What those stories tell, according to the Tribunal, is the Crown's significant breaches of the Treaty of Waitangi, causing serious damage to Te Rohe Pōtae.
It said it destroyed the Māori community structure and led to enormous social, economic and cultural prejudice that continues to impact them today.
Dozens of people gathered at Westpac Stadium in Wellington this afternoon for the presentation of part one and two of the report.
Koroua John Reihana Kaati drove several hours from his King Country home to be there.
"I live out at Kāwhia, in the Kāwhia Harbour, I farm there on some of the land that our tupuna left us - very little of it is left," he said.
When Mr Kaati read the recommendations today, he said there was a sense of validation.
"I could feel the wairua or the spirit of our ancestors starting to emerge from what they were wanting because we lived with that.
"As a young person, my grandfather, my grandmother, they spoke of these sorts of things."
The Tribunal heard 23 weeks of evidence between March 2010 and February 2015.

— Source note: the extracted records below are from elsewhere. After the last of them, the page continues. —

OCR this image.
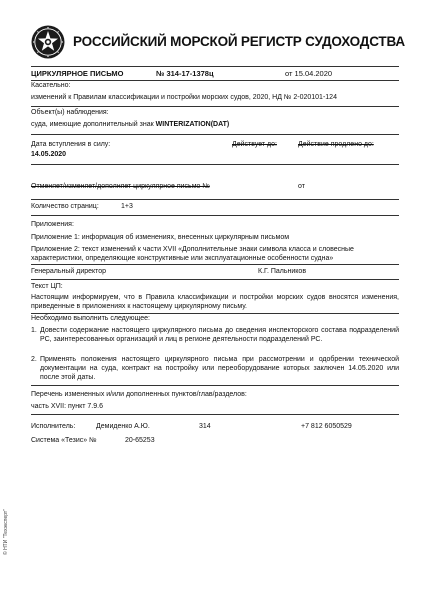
РОССИЙСКИЙ МОРСКОЙ РЕГИСТР СУДОХОДСТВА
ЦИРКУЛЯРНОЕ ПИСЬМО	№ 314-17-1378ц	от 15.04.2020
Касательно:
изменений к Правилам классификации и постройки морских судов, 2020, НД № 2-020101-124
Объект(ы) наблюдения:
суда, имеющие дополнительный знак WINTERIZATION(DAT)
Дата вступления в силу:
14.05.2020
Действует до:	Действие продлено до:
Отменяет/изменяет/дополняет циркулярное письмо №	от
Количество страниц:	1+3
Приложения:
Приложение 1: информация об изменениях, внесенных циркулярным письмом
Приложение 2: текст изменений к части XVII «Дополнительные знаки символа класса и словесные характеристики, определяющие конструктивные или эксплуатационные особенности судна»
Генеральный директор	К.Г. Пальников
Текст ЦП:
Настоящим информируем, что в Правила классификации и постройки морских судов вносятся изменения, приведенные в приложениях к настоящему циркулярному письму.
Необходимо выполнить следующее:
1. Довести содержание настоящего циркулярного письма до сведения инспекторского состава подразделений РС, заинтересованных организаций и лиц в регионе деятельности подразделений РС.
2. Применять положения настоящего циркулярного письма при рассмотрении и одобрении технической документации на суда, контракт на постройку или переоборудование которых заключен 14.05.2020 или после этой даты.
Перечень измененных и/или дополненных пунктов/глав/разделов:
часть XVII: пункт 7.9.6
Исполнитель:	Демиденко А.Ю.	314	+7 812 6050529
Система «Тезис» №	20-65253
© НТИ "Техэксперт"
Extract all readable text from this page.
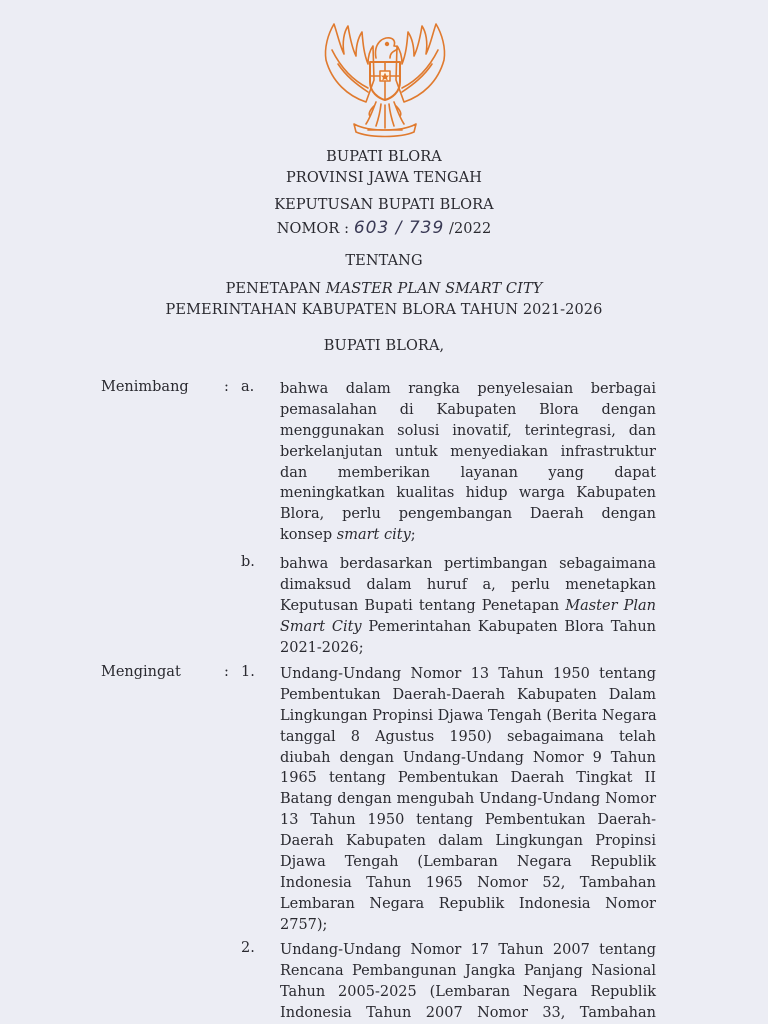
BUPATI BLORA
PROVINSI JAWA TENGAH
KEPUTUSAN BUPATI BLORA
NOMOR : 603 / 739 /2022
TENTANG
PENETAPAN MASTER PLAN SMART CITY
PEMERINTAHAN KABUPATEN BLORA TAHUN 2021-2026
BUPATI BLORA,
Menimbang : a. bahwa dalam rangka penyelesaian berbagai
pemasalahan di Kabupaten Blora dengan
menggunakan solusi inovatif, terintegrasi, dan
berkelanjutan untuk menyediakan infrastruktur
dan memberikan layanan yang dapat
meningkatkan kualitas hidup warga Kabupaten
Blora, perlu pengembangan Daerah dengan
konsep smart city;
b. bahwa berdasarkan pertimbangan sebagaimana
dimaksud dalam huruf a, perlu menetapkan
Keputusan Bupati tentang Penetapan Master Plan
Smart City Pemerintahan Kabupaten Blora Tahun
2021-2026;
Mengingat	: 1. Undang-Undang Nomor 13 Tahun 1950 tentang
Pembentukan Daerah-Daerah Kabupaten Dalam
Lingkungan Propinsi Djawa Tengah (Berita Negara
tanggal 8 Agustus 1950) sebagaimana telah
diubah dengan Undang-Undang Nomor 9 Tahun
1965 tentang Pembentukan Daerah Tingkat II
Batang dengan mengubah Undang-Undang Nomor
13 Tahun 1950 tentang Pembentukan Daerah-
Daerah Kabupaten dalam Lingkungan Propinsi
Djawa Tengah (Lembaran Negara Republik
Indonesia Tahun 1965 Nomor 52, Tambahan
Lembaran Negara Republik Indonesia Nomor
2757);
2. Undang-Undang Nomor 17 Tahun 2007 tentang
Rencana Pembangunan Jangka Panjang Nasional
Tahun 2005-2025 (Lembaran Negara Republik
Indonesia Tahun 2007 Nomor 33, Tambahan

The Te Rohe Pōtae inquiry district includes all territories from northern Taranaki to south Waikato that were not confiscated after the land wars in the 1860s.
It includes western harbours of Kāwhia, Aotea and Whāingaroa and extends to near Taumarunui.
As part of the inquiry, Angeline Greensill presented claims from the iwi of Whāingaroa Harbour. She said it was quite difficult to open up in that way.
"My uncle lodged our claim in 1989, so it has taken that long to get to a hearing and to this report - 31 years," she said.
Her mother was prominent Māori activist Eva Rickard.
"I gave evidence on resistance because my mother was fighting a lot of issues through her lifetime.
"My mother will be looking down on us and will be saying 'well what took so long, now let's talk to the government.'"
Talking is already underway, the government is in treaty negotiations with Ngāti Maniapoto, the dominant iwi within the inquiry.
A key recommendation for Maniapoto from this report is that agreements made between the iwi and Crown in 1880 be reflected in their treaty settlement.
The Crown said it was a significant report that it would have to go through carefully.
Those present today paid respect to the presiding officer of the inquiry, Judge David Ambler, who died in November last year.